Defining the model class.

In [73]:
class XOR_model(torch.nn.Module): # Inherits from "Module"

  def __init__(self): # We define the components of our architecture here.
    super(XOR_model, self).__init__()

    self.linear1 = torch.nn.Linear(2, 2) # Defining the hidden layer. Takes in an input vector with 2 values and has two neurons.
    self.activation = torch.nn.Sigmoid() # Defining the activation function we'll be using. Here, we'll use sigmoid. A classic differentiable activation for backprop.
    self.linear2 = torch.nn.Linear(2, 1) # Defining our output layer. Takes in 2 values from the hidden layer and outputs, well, the output which is a single value ofc.

  def forward(self, x): # Defining the computations to be performed in a forward pass.
    x = self.linear1(x) # Weighted sums of the inputs in the neurons of the hidden layer.
    x = self.activation(x) # Apply activations to the outputs of the hidden neurons.
    x = self.linear2(x) # Weighted sum in the output neuron.
    x = self.activation(x) # Apply activation to the output of the output neuron to get the final output.
    return x

* Our data should be tensors.
* The params are floats and the output of the network is also going to contain float values, so make the inputs and target floats too.
* momentum: https://paperswithcode.com/method/sgd-with-momentum

In [74]:
inputs = torch.tensor([[0., 0.], [0., 1.], [1., 0.], [1., 1.]])
target = torch.tensor([0., 1., 1., 0.]).unsqueeze(1) # Adding an additional dimension to the tensor. For some reason, the model output has an extra dimension, and the target dimension and output dimension should match in pytorch, therefore needing to "unsqueeze".
model = XOR_model() # You work with an object of the model class in order to get predictions, pass model params to the optimizer, etc.
loss_fn = torch.nn.BCELoss() # We'll be using the binary cross-entropy loss function.
optimizer = torch.optim.SGD(model.parameters(), lr = 0.01, momentum = 0.9) # Defining our optimizer (stochastic gradient descent) by passing the model params, defining learning rate, etc.

Training the model.

In [75]:
for epoch in range(10000):
  optimizer.zero_grad() # https://stackoverflow.com/questions/48001598/why-do-we-need-to-call-zero-grad-in-pytorch
  outputs = model(inputs) # getting the model to predict.
  loss = loss_fn(outputs, target) # calculating loss.
  loss.backward() # Calculating the gradient. Gradient is simply a collection of partial derivaties of the loss fn w.r.to each param. We'll use these partial derivaties to change the param values such that we go towards minima. Look up gradient descent to understandt his stuff.
  optimizer.step() # Performing the param updates.

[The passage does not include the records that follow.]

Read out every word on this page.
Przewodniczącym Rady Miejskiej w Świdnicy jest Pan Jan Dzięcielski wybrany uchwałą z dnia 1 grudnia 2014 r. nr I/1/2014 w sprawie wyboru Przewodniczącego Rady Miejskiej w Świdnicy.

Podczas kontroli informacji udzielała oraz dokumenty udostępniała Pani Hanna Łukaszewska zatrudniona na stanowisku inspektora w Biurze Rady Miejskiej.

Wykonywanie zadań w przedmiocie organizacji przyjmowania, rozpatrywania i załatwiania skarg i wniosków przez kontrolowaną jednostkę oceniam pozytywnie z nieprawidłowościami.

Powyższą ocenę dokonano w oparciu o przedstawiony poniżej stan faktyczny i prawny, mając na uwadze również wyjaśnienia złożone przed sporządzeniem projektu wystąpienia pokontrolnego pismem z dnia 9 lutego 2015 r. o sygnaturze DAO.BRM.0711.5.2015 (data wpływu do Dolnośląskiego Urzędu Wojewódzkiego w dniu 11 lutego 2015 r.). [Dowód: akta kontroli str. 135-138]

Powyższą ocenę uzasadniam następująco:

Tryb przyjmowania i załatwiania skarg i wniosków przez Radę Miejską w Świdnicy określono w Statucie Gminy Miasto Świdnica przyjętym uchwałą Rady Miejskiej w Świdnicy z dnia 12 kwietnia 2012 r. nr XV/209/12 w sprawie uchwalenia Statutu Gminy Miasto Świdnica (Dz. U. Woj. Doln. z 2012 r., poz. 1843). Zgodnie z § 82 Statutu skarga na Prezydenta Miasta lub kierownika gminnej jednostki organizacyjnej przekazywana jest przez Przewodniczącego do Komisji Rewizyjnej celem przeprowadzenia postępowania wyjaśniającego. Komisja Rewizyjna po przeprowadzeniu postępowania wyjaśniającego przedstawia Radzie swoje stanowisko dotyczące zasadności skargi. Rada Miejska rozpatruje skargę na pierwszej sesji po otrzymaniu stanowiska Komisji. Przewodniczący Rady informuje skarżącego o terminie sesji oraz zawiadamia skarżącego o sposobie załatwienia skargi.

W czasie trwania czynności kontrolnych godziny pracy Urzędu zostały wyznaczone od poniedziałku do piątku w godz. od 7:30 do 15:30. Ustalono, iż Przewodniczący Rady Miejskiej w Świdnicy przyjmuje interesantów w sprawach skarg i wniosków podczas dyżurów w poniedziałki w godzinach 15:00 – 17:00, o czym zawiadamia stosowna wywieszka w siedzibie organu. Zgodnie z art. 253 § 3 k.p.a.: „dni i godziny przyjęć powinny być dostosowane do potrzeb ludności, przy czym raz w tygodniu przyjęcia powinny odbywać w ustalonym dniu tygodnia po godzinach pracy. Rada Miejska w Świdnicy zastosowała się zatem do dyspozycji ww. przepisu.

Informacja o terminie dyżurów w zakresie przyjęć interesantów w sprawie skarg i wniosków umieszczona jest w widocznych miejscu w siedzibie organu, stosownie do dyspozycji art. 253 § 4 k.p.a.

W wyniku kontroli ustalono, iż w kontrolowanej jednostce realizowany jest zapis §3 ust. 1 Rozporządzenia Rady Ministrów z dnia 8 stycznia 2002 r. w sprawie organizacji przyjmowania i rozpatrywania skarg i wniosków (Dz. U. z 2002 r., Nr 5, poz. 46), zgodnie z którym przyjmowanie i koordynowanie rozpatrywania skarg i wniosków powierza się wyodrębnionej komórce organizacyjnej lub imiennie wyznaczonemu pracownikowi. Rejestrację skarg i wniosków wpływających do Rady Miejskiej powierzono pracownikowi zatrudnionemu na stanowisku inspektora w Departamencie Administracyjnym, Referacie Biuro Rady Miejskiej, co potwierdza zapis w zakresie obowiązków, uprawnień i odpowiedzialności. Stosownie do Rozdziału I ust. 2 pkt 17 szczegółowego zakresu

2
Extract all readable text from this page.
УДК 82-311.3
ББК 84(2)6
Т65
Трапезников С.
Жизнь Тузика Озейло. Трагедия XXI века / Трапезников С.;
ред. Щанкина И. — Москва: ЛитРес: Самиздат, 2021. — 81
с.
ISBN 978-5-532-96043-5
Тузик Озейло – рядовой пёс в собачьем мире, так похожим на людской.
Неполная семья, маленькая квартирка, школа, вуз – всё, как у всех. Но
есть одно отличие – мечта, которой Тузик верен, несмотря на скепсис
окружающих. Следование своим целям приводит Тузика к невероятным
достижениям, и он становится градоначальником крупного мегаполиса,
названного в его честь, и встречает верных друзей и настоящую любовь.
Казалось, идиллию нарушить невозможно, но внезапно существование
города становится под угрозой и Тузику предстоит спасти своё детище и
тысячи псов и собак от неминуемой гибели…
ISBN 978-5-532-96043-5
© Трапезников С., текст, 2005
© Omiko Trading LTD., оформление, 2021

  if epoch % 1000 == 0: # Just printing out some losses.
    print(loss.item())

0.6934019327163696
0.6880759596824646
0.6436037421226501
0.3797834515571594
0.11400820314884186
0.057247456163167953
0.037153907120227814
0.027235660701990128
0.02140078693628311
0.017581649124622345


It seems that around 10000 epochs is good enough to the desired result here. You can round the model's output to get the actual binary outputs.

In [76]:
print(torch.round(model(inputs)))

tensor([[0.],
        [1.],
        [1.],
        [0.]], grad_fn=<RoundBackward0>)